Mr. JOHNSTON: (As King John) Another hiss out of you, a, a, a hiss, and you are walking to Nottingham.

(Soundbite of "Robin Hood")

Mr. PETER USTINOV: (As King John) One more, one more hiss out of you, a, a, a hiss, and you are walking to Nottingham.

SOLOMON: Actor Peter Ustinov voiced King John in the movie. Ollie helped set the standard for Disney, and he personally trained many of the best contemporary animators. Glen Keane, whose work includes "Beauty and the Beast," "Pocahontas" and "Tarzan," recalls that Ollie was a patient and inspiring mentor.

Mr. GLEN KEANE: My typical position would be to stand behind Ollie over his shoulder and look as he would place my drawings down. It's this weird thing that happens that no matter how good you think your drawings are when you have it on your own desk, when Ollie would put it on his desk, and suddenly looking over his shoulder it was like, `No, no, get back! No, I can do better than that!'

SOLOMON: Ollie's characters are distinguished by their warmth and sincerity. They're not just drawings; they're alive. And as Ollie explains, animators face a unique challenge.

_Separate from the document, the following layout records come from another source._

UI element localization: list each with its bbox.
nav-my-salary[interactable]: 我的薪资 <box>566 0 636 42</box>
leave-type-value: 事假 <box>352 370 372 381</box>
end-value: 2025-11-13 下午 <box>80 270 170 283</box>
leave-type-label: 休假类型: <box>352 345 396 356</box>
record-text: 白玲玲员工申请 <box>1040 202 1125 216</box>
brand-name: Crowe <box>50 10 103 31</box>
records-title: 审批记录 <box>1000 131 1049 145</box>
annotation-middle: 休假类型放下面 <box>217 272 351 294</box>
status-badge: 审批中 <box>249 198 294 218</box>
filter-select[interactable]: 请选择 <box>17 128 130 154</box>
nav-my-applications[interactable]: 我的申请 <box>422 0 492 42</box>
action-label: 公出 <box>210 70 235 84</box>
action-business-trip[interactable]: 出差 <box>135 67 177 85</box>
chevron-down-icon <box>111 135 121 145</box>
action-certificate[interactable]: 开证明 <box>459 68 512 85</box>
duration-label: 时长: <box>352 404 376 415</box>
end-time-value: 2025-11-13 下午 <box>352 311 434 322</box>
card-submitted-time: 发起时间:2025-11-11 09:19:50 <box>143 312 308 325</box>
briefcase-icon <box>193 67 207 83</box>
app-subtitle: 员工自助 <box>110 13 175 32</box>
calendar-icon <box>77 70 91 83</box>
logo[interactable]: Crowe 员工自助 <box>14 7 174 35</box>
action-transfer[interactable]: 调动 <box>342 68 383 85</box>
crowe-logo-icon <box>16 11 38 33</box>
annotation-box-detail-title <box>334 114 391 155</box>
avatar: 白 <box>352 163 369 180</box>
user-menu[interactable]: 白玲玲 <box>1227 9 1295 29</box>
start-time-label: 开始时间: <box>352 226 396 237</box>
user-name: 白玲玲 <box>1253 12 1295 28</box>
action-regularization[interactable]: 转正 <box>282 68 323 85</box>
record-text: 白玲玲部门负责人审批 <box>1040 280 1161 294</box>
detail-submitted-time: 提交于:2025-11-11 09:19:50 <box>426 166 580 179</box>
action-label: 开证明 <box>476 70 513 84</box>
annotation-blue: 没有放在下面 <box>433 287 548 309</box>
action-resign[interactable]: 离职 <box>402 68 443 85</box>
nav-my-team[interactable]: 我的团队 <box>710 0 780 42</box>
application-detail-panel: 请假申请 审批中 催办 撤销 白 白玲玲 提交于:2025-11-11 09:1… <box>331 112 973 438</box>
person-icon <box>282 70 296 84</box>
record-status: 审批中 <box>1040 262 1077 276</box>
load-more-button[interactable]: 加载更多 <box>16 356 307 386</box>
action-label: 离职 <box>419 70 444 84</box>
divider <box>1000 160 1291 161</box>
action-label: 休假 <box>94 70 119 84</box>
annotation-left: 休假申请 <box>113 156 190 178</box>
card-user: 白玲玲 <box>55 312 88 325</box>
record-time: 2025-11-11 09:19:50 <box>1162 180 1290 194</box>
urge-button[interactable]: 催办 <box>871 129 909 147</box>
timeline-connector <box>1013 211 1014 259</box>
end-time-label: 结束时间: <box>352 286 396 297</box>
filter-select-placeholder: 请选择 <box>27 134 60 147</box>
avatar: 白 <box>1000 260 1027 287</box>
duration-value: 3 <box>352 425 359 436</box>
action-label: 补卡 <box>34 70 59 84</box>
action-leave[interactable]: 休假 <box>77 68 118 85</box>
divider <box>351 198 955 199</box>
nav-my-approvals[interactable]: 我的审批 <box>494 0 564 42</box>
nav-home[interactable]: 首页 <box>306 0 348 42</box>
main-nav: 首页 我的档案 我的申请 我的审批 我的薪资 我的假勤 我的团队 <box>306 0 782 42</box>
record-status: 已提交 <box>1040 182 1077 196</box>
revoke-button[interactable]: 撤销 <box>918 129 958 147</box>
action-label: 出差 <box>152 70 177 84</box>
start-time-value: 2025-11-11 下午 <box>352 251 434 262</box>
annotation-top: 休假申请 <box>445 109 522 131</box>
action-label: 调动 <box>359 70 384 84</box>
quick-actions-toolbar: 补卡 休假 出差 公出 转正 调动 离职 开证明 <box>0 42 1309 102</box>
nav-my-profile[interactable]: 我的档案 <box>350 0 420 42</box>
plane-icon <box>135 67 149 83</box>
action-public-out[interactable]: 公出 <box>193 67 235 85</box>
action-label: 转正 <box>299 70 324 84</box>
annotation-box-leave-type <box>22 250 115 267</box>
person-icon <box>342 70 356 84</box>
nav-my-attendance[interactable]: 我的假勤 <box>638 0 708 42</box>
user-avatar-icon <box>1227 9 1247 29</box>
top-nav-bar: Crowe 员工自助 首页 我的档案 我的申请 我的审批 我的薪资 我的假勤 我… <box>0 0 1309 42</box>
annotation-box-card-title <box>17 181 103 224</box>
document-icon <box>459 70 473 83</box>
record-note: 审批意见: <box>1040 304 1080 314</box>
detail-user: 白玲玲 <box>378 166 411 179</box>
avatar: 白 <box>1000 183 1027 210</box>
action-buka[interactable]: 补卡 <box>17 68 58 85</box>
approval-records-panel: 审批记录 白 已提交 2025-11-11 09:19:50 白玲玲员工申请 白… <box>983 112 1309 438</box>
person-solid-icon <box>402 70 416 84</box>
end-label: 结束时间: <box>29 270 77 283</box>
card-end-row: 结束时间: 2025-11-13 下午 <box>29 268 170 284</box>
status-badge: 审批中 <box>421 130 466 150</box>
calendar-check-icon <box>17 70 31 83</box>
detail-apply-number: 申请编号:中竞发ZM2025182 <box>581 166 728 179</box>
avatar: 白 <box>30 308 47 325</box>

(Soundbite of "Frank & Ollie")

Mr. JOHNSTON: The worst thing about starting a new scene is that you have to start with a blank piece of paper, and it's not like live action, for instance, where you have, oh, Robert Redford and Meryl Streep or something; you've got something that's a known quantity. We start with nothing.

SOLOMON: John Lasseter, the Oscar-winning director of the "Toy Story" movies, says that's what made Ollie's characters so special.

Mr. JOHN LASSETER (Director): And one thing I remember Ollie always told me, `Make the audience sit there and feel like this character is living, it's thinking, it's breathing, it's feeling things. It's not that you're telling the audience, "You should feel this way." The audience discovers it themselves.'

SOLOMON: It's sad that the other members of the Nine Old Men didn't live to share the National Medal. Ollie will undoubtedly recall them when he's in the Oval Office. He'll remember how Walt Disney led them all to create some of the most memorable achievements in the history of American cinema, films that are now enjoying a third generation of viewers. Congratulations, Ollie. For NPR News, I'm Charles Solomon.

BRAND: DAY TO DAY is a production of NPR News with contributions from slate.com. I'm Madeleine Brand.